Ritual and Non-Human Intelligences, or Towards a Daemonology of the Future

Ian Matthew Miller
Roots and Branches
Published in
10 min readMar 22, 2016

There has been a lot of talk of Artificial Intelligence in the popular press recently. A lot of this stems from the 4–1 defeat of Lee Sedol — arguably the world’s best (human) Go player — by AlphaGo, an AI built by Google. Go was considered a final frontier for human-AI competitions, a type of game almost perfectly designed to play to the strengths of human intelligence and the weaknesses of computing. It is a game of so many possibilities it is physically impossible for the computer to run through them all, at least with present computing technology (there are not enough atoms in the universe), so it relies on pattern recognition and intuition — things that computers have (until quite recently) been very bad at, but that come naturally to humans (and to animals more generally).

Computers beat the best humans at chess in the 90s, largely through sheer computational power, but it was expected to take at least another decade before they could beat humans at Go. Commentators have been shocked at both the speed with which deep learning was able to catch up with human intuition, and the way in which the AI played, which was called both inhuman and beautiful. But beating humans at games is essentially just a test of the capabilities of AI; it is not really the focus of most efforts, hopes, and fears. AI is making its way into searches, robotics, and lots of other areas as well — areas with substantially more potential to change the human-technology experience in ways both good and ill. These possibilities have prompted technologists like Elon Musk to take steps to “save the world” from the potentials for destructive AIs, or AIs used for destructive purposes, largely by spreading the technology as widely as possible.

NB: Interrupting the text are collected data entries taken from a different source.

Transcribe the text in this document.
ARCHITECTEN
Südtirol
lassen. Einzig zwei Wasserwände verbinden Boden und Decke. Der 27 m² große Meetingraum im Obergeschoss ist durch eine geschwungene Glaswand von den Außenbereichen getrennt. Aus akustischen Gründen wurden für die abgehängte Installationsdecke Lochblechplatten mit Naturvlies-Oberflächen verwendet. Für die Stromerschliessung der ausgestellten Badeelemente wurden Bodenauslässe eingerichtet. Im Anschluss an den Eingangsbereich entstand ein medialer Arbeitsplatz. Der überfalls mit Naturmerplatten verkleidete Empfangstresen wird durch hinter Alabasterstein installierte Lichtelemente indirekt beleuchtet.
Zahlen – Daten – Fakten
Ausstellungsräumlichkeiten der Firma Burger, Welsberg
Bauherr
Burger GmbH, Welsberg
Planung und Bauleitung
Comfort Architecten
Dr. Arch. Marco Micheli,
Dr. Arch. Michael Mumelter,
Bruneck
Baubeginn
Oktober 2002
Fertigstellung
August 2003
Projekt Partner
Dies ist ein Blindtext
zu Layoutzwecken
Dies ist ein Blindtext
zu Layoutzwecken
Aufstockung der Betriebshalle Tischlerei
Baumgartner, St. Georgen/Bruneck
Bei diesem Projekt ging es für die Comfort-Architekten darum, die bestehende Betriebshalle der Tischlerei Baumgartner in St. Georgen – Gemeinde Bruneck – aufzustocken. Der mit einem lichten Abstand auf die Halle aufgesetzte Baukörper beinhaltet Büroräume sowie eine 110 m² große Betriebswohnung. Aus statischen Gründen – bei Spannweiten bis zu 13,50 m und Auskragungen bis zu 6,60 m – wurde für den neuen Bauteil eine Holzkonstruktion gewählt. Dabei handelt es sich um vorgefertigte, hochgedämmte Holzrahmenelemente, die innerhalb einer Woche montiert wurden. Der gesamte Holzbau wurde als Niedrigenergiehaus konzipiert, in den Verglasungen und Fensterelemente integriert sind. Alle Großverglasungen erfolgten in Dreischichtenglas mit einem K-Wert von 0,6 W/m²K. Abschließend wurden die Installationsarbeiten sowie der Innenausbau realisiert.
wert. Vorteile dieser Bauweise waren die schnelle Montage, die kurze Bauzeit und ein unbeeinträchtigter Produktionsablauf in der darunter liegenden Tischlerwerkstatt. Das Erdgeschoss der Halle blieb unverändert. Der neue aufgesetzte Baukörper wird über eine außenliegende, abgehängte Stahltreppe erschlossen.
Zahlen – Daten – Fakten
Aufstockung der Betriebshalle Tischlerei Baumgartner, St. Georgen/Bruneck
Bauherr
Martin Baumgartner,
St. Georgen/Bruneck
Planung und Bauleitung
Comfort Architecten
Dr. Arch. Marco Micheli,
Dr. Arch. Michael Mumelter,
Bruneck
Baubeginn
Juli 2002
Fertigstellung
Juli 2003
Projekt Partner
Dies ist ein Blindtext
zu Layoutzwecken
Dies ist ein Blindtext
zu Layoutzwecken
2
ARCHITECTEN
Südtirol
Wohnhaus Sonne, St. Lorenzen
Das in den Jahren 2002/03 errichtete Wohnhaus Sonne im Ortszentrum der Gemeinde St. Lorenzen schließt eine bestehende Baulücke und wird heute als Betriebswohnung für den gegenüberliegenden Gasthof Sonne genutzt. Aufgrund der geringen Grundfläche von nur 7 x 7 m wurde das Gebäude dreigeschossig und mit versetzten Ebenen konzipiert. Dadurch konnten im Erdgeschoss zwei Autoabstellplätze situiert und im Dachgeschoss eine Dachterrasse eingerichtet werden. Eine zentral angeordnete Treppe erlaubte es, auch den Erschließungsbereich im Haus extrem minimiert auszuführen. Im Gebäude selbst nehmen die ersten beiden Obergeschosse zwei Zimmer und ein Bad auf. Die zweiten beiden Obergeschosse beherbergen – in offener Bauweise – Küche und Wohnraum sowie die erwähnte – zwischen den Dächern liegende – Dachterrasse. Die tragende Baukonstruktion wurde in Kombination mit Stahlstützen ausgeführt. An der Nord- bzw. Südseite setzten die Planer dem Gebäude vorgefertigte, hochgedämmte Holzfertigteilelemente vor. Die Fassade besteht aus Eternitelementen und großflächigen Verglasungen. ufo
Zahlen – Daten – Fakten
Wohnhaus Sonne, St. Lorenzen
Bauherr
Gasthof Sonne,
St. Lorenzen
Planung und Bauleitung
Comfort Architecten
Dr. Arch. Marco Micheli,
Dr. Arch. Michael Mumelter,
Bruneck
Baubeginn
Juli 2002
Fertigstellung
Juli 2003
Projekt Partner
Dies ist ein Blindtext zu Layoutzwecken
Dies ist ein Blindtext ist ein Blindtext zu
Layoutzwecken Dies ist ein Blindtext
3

The current line of thinking about AI is that development is a matter of finding more good technologists to develop the spinal column — the hardware and software of machine cognition — and more good data — the key stimuli to develop the neural networks that make deep learning possible. There are some roles for science fiction writers, philosophers of the mind, and futurists of various stripes to add comment or contributions to the development of AI, but this has been construed as a largely technological endeavor for STEM types.

This is an area where I beg to differ. While cognitive science, computation, and hardware development are the necessary backbone for developing AI, I would argue that they are not the right tools for thinking about the possibilities, perils, or ways of controlling AI. Instead, I will suggest that history, philosophy, and religious studies — as well as biology — are the areas where we have done the most thinking about non-human intelligence, and they provide us with a distinct set of tools for approaching the particular problems of non-human agents.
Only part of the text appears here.